P1: Energy can neither be created nor destroyed (otherwise know as the 1st law of thermodynamics).
The key verb for our purposes is "created". Lots of budget problems--family, governmental--become greatly simplified if we factor in plans for some management tool or technology to produce energy from thin air. It is not to be. All usable energy must come from a physical source, to be borrowed, bought, cajoled, siphoned, stolen, bartered or begged into service of work.
“There is no such thing as a free lunch.”
P2: Fresh, unused energy is concentrated, potent, powerful, primed and ready to perform work. The process of work does not destroy energy, but transforms it into energy that is dispersed, weak and much less work-capable (otherwise known as the 2nd law of thermodynamics).
Think of water moving down hill. At the top of the hill, it holds the potential to produce a lot of wattage on its way down. But once it hits bottom, wattage must be applied to get it to work again.
“It takes energy to make energy.”
P3: Usable energy is finite. All systems will eventually break down according to three scenarios:
* System will run out of usable energy
* System will loose the ability to process outside energy
* Outside energy will become depleted
Using our hydroelectric example from P2:
* Stored energy in the feeder lake will run out if the lake empties
* Turbine system will break down, or the system responsible for diverting new sources of water to the dam will bread down
* Snowmelt that feeds into the lake will not build up adequate amounts in the winter.
“Things fall apart.”
P4: Efficiencies that allow the system to perform more work at greater speeds, will necessarily quicken the transfer of energy to a unusable state in that system
Say the town underneath our hydroelectric dam builds a golf course. They need more power from the turbines and more water from the lake, so they open the spigot wider. When the lake level drops, they cut a water channel in the mountain that directly drains the snowmelt, causing the snowmelt to drain much faster over the course of the summer. The turbines are worked harder and require more maintenance.

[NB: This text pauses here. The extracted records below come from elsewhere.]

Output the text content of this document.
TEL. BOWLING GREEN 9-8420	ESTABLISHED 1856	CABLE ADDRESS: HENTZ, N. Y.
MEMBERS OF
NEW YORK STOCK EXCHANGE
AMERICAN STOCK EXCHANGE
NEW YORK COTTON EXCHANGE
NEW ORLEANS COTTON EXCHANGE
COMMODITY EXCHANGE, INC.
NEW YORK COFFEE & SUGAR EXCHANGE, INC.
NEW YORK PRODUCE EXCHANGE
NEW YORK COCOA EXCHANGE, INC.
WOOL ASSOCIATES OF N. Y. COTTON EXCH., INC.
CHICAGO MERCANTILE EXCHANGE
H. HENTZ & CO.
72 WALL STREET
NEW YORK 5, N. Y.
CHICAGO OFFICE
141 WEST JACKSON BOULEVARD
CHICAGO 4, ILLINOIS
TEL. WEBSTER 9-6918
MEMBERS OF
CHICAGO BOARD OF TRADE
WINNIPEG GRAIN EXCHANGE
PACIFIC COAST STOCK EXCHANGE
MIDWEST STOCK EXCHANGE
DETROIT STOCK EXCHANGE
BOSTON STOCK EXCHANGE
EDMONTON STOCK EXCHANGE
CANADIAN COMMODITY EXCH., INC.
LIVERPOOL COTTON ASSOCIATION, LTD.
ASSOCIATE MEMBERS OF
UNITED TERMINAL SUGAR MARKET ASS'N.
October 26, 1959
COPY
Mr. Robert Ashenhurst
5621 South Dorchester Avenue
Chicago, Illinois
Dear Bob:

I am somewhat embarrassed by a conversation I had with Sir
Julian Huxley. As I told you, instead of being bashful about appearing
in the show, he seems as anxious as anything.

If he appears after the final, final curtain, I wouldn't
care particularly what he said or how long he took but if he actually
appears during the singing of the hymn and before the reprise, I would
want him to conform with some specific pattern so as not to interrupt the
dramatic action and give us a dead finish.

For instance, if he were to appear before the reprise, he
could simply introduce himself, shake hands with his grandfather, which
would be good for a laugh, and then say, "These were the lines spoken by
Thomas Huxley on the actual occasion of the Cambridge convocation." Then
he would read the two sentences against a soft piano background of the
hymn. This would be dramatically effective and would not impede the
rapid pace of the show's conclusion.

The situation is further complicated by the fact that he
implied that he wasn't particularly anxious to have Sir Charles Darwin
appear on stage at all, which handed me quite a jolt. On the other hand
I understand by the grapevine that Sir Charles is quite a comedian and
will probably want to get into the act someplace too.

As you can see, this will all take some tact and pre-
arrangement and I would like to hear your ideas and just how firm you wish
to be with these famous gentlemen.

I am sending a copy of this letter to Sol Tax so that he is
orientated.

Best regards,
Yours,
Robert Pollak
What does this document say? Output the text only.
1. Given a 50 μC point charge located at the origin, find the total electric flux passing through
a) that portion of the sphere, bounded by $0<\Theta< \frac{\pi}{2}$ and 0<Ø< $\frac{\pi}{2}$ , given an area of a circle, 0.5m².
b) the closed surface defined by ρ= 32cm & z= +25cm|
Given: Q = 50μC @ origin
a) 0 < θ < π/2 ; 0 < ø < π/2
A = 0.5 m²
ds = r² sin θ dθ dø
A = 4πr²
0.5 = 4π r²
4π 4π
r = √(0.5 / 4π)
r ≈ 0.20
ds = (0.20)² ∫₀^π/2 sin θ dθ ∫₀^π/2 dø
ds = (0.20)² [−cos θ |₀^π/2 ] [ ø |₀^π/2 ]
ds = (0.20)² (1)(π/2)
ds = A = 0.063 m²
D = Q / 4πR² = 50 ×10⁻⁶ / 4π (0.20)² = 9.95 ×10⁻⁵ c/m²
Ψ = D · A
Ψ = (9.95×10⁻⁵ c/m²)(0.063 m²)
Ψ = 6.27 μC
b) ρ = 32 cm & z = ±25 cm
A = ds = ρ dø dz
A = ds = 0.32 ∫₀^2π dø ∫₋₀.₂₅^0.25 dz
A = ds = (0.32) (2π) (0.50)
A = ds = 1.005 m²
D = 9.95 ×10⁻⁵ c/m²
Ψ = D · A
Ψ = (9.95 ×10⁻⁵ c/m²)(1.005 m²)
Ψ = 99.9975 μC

“The superhighway to hell is paved with good intentions.”
P5: Efficient energy-channeling systems can only conceal, postpone or redistribute the consequences of speeding up the energy transfer. These are simple-interface systems for the individual or group, but require complex management systems that have a complexity that is inversely proportional to the appearance of simplicity.
These systems feed off of their own energy in a less sustainable way.
“There is not such thing as a free lunch, even if the costs are hidden from you.”
P7: Systems that do not force energy to do more work at faster rates necessarily slow the transfer of energy to work-incapable states.
A farm that limits its output to what can be produced using solar and animal energy does not create very much unavailable energy.
“Photosynthesis is as close to a free lunch as we are going to get.”
P8: These are complex-interface systems for the individual or group because they require dealing with all energy costs and byproducts upfront in the local environment. However, management requirements in these systems range from simple to unnecessary because the system is run according to the limitations of entropy.
These systems feed off of their own energy at a slower, more sustainable rate.
The solar farm is a complex poly-culture of grass, forest, water, many different crops and animals, but the farmer does not have to worry about the disorder wrought by entropic pollutants like manure lagoons, e. coli and Monsanto.
“Slow and steady wins the race—for now.”